The new cycle of defaults shows that an adequate restructuring procedure is needed
May 18, 2026
Tags:#Publications
On April 28, the round table on “Life and Death of the ‘Forced Partnership’ of Bondholders” was held at the S. S. Alekseev Research Center for Private Law under the President of the Russian Federation.

The discussion showed that the restructuring market and the bankruptcy market are different markets with different objectives, mechanisms, and different participants’ skill sets.

As a result of the discussion, we arrived at the following thoughts on the need to introduce “preventive restructuring,” that is, an out-of-court and/or court procedure aimed at preserving the debtor.

1) A special restructuring procedure is needed for issuers

The stock market is based on investors’ belief that the state cares about creating conditions for preserving their investments (in shares, bonds, units, digital financial assets, and other instruments). Every bankruptcy of a company with publicly placed securities is a write-off of household savings and a blow to confidence in the institutions that admit companies to the stock market and in the stock market itself.

From this perspective, restoring the value of securities of companies in distress serves the common good, increasing household wealth, strengthening trust in institutions, and reducing the cost of capital in the market.

The Russian economy is represented by segments with varying degrees of development of economic agents. We proceed from the assumption that the stock market is one of the most developed segments. Companies admitted to the market undergo screening against listing requirements, establish corporate governance, prepare consolidated audited financial statements, and make regular disclosures.

Companies that are subject to a number of significant orders from the regulator, including those related to reporting and disclosure, as well as those with a negative credit history in the public market, should not be granted the right to use restructuring procedures.

2) It is better for issuers to have out-of-court restructuring, but under the supervision of the Central Bank

The level of professionalism among issuers often allows them to negotiate with creditors independently.

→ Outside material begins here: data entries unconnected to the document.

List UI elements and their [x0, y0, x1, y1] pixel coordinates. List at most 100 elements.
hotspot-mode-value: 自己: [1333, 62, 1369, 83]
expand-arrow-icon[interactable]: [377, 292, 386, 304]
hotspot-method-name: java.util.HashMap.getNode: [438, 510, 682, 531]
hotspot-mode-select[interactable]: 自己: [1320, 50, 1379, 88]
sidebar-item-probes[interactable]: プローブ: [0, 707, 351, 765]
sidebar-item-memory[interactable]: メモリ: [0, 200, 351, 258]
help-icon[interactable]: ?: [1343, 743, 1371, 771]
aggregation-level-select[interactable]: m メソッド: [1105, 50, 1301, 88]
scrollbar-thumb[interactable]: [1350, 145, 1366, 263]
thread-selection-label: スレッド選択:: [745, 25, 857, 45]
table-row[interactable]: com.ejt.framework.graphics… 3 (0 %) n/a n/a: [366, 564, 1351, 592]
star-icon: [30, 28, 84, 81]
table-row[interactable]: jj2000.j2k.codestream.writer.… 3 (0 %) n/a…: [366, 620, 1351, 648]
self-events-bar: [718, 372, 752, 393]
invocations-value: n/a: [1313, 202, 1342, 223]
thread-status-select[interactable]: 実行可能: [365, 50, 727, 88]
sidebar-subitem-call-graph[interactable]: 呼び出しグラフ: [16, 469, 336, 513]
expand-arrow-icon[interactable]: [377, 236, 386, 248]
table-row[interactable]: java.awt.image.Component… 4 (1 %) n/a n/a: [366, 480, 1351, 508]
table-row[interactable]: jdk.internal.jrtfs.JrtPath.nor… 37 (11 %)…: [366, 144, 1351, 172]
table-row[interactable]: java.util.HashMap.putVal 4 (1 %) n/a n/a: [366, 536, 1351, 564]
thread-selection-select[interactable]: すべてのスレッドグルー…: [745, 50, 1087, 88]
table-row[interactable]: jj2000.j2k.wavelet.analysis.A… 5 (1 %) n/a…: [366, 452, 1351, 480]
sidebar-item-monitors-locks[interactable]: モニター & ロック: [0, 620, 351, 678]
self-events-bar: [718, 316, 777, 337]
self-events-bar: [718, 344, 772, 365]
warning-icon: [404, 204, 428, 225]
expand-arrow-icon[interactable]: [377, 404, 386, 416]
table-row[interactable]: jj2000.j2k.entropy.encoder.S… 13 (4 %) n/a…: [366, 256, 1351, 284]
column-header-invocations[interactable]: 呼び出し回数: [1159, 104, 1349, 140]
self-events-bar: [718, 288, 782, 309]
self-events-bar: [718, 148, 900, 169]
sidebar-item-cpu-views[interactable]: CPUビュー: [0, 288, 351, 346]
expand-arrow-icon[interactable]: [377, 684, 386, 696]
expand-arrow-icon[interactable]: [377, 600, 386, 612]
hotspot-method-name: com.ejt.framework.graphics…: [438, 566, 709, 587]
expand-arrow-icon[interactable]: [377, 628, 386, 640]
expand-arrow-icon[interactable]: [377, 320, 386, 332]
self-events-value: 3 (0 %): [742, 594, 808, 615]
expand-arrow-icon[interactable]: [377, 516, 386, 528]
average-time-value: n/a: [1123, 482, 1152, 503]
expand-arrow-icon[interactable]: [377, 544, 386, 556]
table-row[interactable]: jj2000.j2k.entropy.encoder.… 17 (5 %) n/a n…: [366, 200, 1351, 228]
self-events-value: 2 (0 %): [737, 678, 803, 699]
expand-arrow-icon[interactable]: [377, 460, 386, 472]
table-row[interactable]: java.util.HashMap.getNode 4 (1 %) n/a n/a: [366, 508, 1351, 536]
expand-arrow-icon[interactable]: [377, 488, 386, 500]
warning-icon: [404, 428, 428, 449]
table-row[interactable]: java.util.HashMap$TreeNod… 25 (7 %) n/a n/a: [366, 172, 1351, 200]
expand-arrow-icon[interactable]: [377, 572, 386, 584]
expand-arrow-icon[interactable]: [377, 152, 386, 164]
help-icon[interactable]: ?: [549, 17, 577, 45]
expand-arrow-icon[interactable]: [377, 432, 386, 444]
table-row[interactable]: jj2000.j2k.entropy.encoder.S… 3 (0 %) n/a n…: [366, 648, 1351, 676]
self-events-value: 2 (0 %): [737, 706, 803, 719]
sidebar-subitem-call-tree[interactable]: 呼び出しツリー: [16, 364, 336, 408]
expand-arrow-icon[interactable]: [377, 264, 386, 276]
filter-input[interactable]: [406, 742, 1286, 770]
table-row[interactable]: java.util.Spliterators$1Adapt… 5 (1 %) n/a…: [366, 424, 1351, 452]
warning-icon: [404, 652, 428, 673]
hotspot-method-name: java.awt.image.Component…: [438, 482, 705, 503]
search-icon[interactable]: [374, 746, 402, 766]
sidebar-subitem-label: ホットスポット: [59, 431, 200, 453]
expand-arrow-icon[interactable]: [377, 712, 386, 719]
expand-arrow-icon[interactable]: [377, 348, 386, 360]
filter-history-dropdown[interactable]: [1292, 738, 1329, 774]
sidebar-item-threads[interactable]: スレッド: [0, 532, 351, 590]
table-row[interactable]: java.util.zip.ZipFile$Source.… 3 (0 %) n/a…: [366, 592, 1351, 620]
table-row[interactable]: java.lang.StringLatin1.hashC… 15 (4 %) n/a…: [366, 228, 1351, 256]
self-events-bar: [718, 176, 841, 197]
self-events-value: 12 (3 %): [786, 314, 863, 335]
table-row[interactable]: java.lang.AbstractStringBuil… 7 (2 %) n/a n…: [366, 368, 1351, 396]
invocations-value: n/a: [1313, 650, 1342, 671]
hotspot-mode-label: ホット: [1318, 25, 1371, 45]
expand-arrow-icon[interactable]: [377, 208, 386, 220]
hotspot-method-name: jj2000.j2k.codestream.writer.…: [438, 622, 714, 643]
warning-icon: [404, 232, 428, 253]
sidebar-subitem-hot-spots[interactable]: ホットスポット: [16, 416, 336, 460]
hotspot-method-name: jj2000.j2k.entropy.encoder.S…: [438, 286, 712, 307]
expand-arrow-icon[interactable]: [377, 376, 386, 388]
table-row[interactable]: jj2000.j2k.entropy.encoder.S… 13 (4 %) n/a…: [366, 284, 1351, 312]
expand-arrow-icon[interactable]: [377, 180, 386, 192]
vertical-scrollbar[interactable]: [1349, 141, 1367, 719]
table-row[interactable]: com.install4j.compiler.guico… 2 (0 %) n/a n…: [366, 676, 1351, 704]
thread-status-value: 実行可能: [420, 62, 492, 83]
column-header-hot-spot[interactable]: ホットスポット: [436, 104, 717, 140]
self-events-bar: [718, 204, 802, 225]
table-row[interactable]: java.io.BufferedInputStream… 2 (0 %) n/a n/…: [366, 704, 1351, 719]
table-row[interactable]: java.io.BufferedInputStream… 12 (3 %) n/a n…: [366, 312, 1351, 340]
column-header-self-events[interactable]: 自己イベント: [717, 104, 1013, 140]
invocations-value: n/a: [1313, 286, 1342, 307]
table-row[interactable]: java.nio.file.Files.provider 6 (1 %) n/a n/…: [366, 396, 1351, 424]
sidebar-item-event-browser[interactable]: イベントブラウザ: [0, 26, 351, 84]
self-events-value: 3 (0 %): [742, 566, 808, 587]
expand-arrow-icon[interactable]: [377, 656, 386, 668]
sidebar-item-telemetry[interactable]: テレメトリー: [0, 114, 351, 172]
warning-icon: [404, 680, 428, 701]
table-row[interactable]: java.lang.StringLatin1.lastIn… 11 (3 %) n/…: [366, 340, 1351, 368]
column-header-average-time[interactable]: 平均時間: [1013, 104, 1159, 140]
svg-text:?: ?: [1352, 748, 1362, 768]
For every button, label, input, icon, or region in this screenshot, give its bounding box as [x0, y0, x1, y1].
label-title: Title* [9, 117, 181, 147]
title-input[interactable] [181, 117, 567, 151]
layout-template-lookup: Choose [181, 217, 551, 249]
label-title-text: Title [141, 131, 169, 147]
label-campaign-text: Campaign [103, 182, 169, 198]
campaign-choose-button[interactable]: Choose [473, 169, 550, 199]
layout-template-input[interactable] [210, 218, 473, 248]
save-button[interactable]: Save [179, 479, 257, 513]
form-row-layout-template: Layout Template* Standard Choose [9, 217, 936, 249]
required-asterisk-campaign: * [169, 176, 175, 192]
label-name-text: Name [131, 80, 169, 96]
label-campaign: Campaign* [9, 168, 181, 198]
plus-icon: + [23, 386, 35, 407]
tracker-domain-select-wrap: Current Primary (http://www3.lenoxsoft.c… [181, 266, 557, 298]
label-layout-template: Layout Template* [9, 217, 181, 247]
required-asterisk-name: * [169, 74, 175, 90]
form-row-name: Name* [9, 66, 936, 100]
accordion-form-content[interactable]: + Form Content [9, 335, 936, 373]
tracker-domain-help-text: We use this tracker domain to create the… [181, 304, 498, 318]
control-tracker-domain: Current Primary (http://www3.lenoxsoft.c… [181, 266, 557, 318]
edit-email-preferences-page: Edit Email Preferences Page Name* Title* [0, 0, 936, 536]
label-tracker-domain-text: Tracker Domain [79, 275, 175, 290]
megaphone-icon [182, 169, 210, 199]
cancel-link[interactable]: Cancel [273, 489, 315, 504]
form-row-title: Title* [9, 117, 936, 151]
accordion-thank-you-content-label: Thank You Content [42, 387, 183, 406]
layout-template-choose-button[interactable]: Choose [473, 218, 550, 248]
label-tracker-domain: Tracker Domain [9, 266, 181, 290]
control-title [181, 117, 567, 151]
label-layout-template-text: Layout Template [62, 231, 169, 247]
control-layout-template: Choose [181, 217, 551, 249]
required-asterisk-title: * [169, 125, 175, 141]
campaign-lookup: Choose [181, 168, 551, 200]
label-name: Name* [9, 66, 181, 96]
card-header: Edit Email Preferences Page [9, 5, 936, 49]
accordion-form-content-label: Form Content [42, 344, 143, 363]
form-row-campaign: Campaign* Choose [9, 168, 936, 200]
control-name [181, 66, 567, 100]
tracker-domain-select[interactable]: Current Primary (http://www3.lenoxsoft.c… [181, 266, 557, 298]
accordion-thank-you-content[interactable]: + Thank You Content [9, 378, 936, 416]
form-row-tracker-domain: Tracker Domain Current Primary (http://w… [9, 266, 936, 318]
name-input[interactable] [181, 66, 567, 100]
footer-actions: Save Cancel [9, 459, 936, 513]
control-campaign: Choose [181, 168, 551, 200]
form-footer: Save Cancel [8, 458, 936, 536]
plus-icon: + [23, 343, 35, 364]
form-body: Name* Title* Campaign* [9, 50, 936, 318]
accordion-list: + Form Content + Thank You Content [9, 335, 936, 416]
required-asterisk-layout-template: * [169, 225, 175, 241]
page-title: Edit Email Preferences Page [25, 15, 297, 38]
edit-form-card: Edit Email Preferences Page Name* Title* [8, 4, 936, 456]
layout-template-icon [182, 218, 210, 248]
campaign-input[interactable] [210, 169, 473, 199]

Out-of-court restructuring may serve as a format for interaction with all participants with an optimal balance of time and resources.

Supervision by the Central Bank is justified by the fact that the debt portfolio of issuer companies consists of significant investments by banks and households. The regulator’s task in this case is to ensure transparency of the terms for different classes of creditors and to verify that the restructuring plan overall creates a better outcome for them than the situation without it.

3) The basis for restructuring may be a threat of insolvency

Restructuring does not replace bankruptcy proceedings. The basis for applying preventive restructuring is a threat of insolvency in the future.

If, during negotiations on the terms of the restructuring plan, the issuer develops signs of bankruptcy, then the preventive restructuring procedure is terminated.

We understand that the bankruptcy industry’s main focus is on bringing parties to account rather than preserving or restoring the business. The bankruptcy competencies accumulated by participants in this market, including insolvency practitioners and judges, do not include the necessary skills to raise financing and maintain operations, especially when it comes to modern non-industrial asset-light companies that are popular with investors. Thus, the restructuring market and the bankruptcy market are parallel spheres of activity with different sets of participants who have different knowledge and experience.

4) Creditors should be given the right to initiate restructuring

In judicial bankruptcy proceedings, insolvency practitioners are engaged to identify the responsible parties and bring them to subsidiary liability. Bankruptcy has taken on a liquidation-oriented character.

In out-of-court preventive restructuring, in our view, an important role should be assigned to creditors, who already understand the issuer’s business well, as well as how and from what sources to emerge from the crisis and repay obligations.

Creditors will have to rethink more deeply the modern concept of debt. They need to come to the realization that debt is a joint and “partnership” responsibility of the participants in the relationship.

5) Restructuring should take into account the existence of different classes of creditors (secured and unsecured)

New regulation should create the possibility for creditors to see themselves and other creditors within their communities that have a similar level of risk with respect to the issuer.

It is important, based on the principle of majority rule, for creditors themselves to decide on the terms of restructuring for their class, and also to negotiate with other classes of creditors.

6) If the required majority is not achieved, “judicial cram-down” may be provided for

This mechanism means that voting can take place by classes of creditors: for example, secured loans, unsecured loans, and bondholders, digital financial assets. At a minimum, this will make it possible to ensure joint voting by bondholders of all series. At maximum, it will create a mechanism to counter strategies of individual creditors that run contrary to the interests of the majority. It will also make it possible to begin creating restructuring mechanisms for digital financial assets, where debt problems are accumulating without clear rules for dealing with them.